Featured Alum: Dr. Terri Leclerq (2018)

June 2018

Texas State alumna Dr. Terri Leclerq didn’t consider herself an activist when she heard about the torture techniques being taught inside the U.S. Army School of the Americas, but she felt compelled to do something about it. In 1998, she and her daughter flew to Fort Benning, Georgia to join four hundred and sixty-four other people to peacefully protest. “We filed in two by two, walked into an open army post, and were arrested for trespassing on a military installation,” says Dr. Leclerq. Sixteen of them, not including Dr. Leclerq or her daughter, were sentenced to six months in a federal penitentiary.

Letters from those imprisoned described inhumane conditions, including denied access to medication and punishment by being fed a diet of “green loaf,” a mix of vegetables and food scraps that met the minimum dietary requirements while being nearly inedible. When Dr. Leclerq, a professor of Legal Writing at UT in Austin, read these letters, she decided to write a Law Review article to expose these injustices. She spent years studying the Prison Litigation Reform Act and trying to understand the cases that litigated it. Upon its publication, she realized that people who taught Criminal Law already knew about the issues in prison litigation. Her article wasn’t helping those who needed it most.

To reach that ignored audience, she decided to cut her forty-page legal article down to a more accessible graphic novel. “I turned it into a graphic novel to teach the inmates. They’re the ones who needed to know this stuff,” she says. However, this decision posed a new challenge: Dr. Leclerq had little idea what a graphic novel was, let alone how to create one. Fueled by her conviction that she could change the world, one she realized during her time on the Student Senate while earning her undergraduate degree at Texas State, she set out on a decade-long project to create what would eventually become Prison Grievances.

First, she had to determine what exactly a graphic novel was, and then she enlisted the help of a student at LBJ to learn how to format one like a screenplay. After it was written, there was the issue of finding and paying an artist to do the artwork, and then a letterer to write letters in the speech and thought bubbles. When all of this was done, she discovered that publishers were uninterested in buying it, and so Dr. Leclerq also had to learn about self-publishing. Her friend offered to buy a copy for every prison library in Texas, and then the Texas Board of Criminal Justices had the book banned from prison libraries. “That was the lowest point, for me,” says Dr. Leclerq. “Their own authorities had helped me with the book.”

The finished product is a graphic novel titled Prison Grievances, a handbook for prisoners to navigate the grievance process. The novel follows a no-nonsense pro-bono lawyer named Mr. Dibs—an acronym for “don’t be stupid”—as he enters prisons to teach inmates about their rights while incarcerated. It also teaches them how to file grievances, which are complaints against unjust treatment of prisoners by the prison system; and warns against filing excessive or petty grievances. By doing this, it empowers inmates to have their problems properly addressed rather than overlooked due to a litigation error.

By offering this power, the novel has impacted many prisoners who have read and used it. In Dr. Leclerq’s office, there are plastic tubs crammed full of mail from inmates, and more mail comes in every day. Some of these people write to express their gratitude, while some write to express confusion as to why their grievance got rejected by the system. Dr. Leclerq replies to them, explaining what went wrong with their grievance. “Sometimes it’s too scattered,” says Dr. Leclerq. “And sometimes it’s a perfect grievance and they just got screwed.”

For the book, Dr. Leclerq has been awarded the 2018 Golden Pen Award, which honors those who make a significant advancement in Legal Writing. She is the first activist to win the award and hopes to represent fellow activists working in her field. Although her career has included many accolades and important publications, this one holds special significance. “We all need to do something about injustice,” she says. “This book was my attempt to do something.”
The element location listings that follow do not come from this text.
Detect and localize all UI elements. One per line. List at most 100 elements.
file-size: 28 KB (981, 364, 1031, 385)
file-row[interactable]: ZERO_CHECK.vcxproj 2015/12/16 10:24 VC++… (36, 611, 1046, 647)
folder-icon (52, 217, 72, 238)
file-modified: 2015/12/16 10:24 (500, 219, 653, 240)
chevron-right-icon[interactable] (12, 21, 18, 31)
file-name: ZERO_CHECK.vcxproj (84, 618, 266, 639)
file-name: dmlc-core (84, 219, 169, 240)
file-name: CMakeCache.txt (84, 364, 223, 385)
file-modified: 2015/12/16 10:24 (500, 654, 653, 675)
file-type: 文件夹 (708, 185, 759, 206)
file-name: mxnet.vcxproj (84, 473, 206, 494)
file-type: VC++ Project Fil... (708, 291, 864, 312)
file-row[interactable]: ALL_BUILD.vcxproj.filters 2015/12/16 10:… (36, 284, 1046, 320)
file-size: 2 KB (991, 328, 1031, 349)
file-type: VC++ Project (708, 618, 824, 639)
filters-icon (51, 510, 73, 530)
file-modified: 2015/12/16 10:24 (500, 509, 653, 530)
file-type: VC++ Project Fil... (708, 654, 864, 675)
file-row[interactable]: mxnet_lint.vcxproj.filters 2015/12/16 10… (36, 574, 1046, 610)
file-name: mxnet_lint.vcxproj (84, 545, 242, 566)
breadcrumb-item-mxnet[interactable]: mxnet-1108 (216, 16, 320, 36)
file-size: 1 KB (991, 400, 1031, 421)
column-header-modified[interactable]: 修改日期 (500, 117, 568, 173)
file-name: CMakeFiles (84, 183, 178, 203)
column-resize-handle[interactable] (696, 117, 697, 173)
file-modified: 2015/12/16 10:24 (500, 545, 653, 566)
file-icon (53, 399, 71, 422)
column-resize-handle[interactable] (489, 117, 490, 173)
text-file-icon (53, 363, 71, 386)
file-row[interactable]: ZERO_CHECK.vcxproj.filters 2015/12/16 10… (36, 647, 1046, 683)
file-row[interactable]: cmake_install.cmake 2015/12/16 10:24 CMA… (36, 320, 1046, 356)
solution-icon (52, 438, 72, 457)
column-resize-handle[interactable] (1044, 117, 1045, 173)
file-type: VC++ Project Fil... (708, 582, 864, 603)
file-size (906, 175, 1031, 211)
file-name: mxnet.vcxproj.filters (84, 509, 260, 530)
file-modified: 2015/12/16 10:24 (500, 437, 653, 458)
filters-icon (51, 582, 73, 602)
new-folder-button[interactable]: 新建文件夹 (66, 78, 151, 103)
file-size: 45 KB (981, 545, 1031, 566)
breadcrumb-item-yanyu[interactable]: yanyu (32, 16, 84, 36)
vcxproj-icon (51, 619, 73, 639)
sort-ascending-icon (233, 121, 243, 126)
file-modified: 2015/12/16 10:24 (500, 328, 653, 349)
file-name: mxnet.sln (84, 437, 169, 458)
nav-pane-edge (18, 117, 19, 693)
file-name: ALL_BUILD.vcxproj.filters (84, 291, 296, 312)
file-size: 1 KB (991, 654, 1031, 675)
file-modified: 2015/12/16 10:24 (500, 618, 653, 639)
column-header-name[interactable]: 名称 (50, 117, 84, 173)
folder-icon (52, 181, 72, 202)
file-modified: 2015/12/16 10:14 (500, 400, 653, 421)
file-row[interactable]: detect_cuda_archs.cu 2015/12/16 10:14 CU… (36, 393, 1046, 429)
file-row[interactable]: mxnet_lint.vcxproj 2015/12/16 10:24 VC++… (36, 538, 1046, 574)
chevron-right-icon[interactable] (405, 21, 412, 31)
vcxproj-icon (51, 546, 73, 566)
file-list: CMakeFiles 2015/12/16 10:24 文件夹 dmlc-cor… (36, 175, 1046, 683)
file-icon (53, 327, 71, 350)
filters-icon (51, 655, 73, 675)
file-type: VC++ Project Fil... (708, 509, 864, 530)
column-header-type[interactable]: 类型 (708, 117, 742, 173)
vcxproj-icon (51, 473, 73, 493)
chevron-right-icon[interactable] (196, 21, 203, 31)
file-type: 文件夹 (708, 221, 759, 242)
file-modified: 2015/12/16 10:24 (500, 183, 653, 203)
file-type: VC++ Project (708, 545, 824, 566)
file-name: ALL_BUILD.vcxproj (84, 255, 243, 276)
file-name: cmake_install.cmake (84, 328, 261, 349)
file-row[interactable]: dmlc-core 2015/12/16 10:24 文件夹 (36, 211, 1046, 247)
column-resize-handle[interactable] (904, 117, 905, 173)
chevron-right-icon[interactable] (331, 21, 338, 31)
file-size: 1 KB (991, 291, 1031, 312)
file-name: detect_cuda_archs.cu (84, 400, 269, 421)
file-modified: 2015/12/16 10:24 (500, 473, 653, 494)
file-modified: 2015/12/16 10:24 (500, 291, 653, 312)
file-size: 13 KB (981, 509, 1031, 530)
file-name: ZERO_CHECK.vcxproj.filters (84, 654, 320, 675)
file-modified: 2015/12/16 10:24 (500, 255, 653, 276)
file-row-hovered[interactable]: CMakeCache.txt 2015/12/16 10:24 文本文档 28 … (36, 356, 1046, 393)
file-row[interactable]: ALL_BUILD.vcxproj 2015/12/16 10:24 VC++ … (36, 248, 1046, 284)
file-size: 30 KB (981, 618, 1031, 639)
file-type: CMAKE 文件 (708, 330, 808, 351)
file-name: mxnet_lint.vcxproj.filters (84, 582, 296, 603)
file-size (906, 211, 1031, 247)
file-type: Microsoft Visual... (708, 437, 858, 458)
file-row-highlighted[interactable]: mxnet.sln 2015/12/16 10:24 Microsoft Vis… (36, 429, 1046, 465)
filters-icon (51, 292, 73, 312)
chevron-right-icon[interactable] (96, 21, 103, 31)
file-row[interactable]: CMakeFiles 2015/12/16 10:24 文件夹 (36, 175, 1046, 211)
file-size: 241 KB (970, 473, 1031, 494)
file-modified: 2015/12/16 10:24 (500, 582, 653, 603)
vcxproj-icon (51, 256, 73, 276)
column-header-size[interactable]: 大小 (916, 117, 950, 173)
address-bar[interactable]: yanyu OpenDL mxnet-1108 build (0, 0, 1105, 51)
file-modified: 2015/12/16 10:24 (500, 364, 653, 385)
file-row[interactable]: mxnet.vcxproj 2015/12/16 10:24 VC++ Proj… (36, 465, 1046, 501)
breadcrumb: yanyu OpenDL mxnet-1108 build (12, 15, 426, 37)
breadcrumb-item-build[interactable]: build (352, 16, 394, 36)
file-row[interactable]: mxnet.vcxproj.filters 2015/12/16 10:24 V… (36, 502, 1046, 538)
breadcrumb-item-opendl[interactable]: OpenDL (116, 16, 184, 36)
Moving forward, Dr. Leclerq has been asked by the Texas Juvenile Justice System to put together a book like Prison Grievances for children in the JJS. She’s excited that people understand “they need to change their approach to educating people who need it, to find a way to reach them without letting the legalese get in the way of the message.” She encourages everyone to use their voices to rectify injustices in the world, through whatever means available, to make a positive impact.

Dr. Terri Leclerq received both her Bachelor’s and Master’s degrees at Texas State University and is a founder and active member of the Donor and Alumni Advisory Council for the Department of English at Texas State. The council works to create a bond between the English Department’s faculty, students, alumna, and donors. Dr. Leclerq offers insight into the legal community’s expectations for the English Department and its students.